On Wed, Jul 19, 2017 at 02:18:17PM +1000, Benjamin Herrenschmidt wrote:
> On Wed, 2017-07-19 at 14:01 +1000, David Gibson wrote:
> > On Wed, Jul 19, 2017 at 01:56:57PM +1000, Benjamin Herrenschmidt wrote:
> > > On Wed, 2017-07-19 at 13:08 +1000, David Gibson wrote:
> > > > On Wed, Jul 05, 2017 at 07:13:17PM +0200, Cédric Le Goater wrote:
> > > > > Let's provide an empty shell for the XIVE controller model with a
> > > > > couple of attributes for the IRQ number allocator. The latter is
> > > > > largely inspired by OPAL which allocates IPI IRQ numbers from the
> > > > > bottom of the IRQ number space and allocates the HW IRQ numbers from
> > > > > the top.
> > > > > 
> > > > > The number of IPIs is simply deduced from the max number of CPUs the
> > > > > guest supports and we provision a arbitrary number of HW irqs.
> > > > > 
> > > > > The XIVE object is kept private because it will hold internal tables
> > > > > which do not need to be exposed to sPAPR.
> > > 
> > > It does have an MMIO presence though... more than one even. There's the
> > > TIMA (per-HW thread control area) and there's the per-interrupt MMIO
> > > space which are exposed to the guest. There's also the per-queue
> > > MMIO control area too.
> > 
> > Ok.  Always?  Or just on powernv?
> > 
> > If it only has an MMIO presence on powernv, then the "core" xive
> > object should probably be TYPE_DEVICE, with the powernv specific
> > device being a SysBusDevice which incorporates the core xive device
> > inside it.
> 
> No the ones above are on PAPR. PowerNV has even more :-)

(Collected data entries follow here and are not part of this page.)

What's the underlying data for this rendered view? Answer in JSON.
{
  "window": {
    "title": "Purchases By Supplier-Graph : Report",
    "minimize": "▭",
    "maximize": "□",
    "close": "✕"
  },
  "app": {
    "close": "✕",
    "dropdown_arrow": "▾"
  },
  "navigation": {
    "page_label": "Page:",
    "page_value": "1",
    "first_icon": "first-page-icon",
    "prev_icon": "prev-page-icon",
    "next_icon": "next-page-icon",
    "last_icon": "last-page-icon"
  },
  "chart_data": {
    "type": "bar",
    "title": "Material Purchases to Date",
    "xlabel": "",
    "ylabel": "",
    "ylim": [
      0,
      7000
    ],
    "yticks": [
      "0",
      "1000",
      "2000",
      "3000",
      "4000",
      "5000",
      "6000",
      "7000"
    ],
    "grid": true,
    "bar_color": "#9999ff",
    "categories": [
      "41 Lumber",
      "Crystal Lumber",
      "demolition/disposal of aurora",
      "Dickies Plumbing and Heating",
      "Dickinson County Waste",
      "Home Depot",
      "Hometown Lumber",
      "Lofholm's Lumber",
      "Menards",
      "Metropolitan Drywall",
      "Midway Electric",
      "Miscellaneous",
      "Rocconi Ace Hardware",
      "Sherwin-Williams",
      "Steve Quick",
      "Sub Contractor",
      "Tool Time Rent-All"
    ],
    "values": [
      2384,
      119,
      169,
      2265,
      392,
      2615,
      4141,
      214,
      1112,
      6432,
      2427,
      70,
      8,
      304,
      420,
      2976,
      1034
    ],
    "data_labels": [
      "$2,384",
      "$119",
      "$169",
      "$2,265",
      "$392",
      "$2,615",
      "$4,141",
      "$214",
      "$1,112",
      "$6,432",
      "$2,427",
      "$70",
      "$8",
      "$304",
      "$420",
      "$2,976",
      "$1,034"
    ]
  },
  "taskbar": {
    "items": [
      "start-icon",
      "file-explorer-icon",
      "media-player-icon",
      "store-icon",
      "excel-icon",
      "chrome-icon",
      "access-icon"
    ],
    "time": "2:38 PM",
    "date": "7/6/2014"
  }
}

Ok.  SusBusDevice is reasonable then.

> The TIMA (thread management area) is the MMIO area through which
> you control the current CPU priority etc...
> 
> It's designed in HW to "know" which core/thread is accessing it (it's
> at a fixed address) and respond appropriately based on that and which
> virtual CPU has been activated on that core/thread.
> 
> It's part of what allows XIVE to deliver interrupts without any HV
> calls.
> 

-- 
David Gibson                    | I'll have my music baroque, and my code
david AT gibson.dropbear.id.au  | minimalist, thank you.  NOT _the_ _other_
                                | _way_ _around_!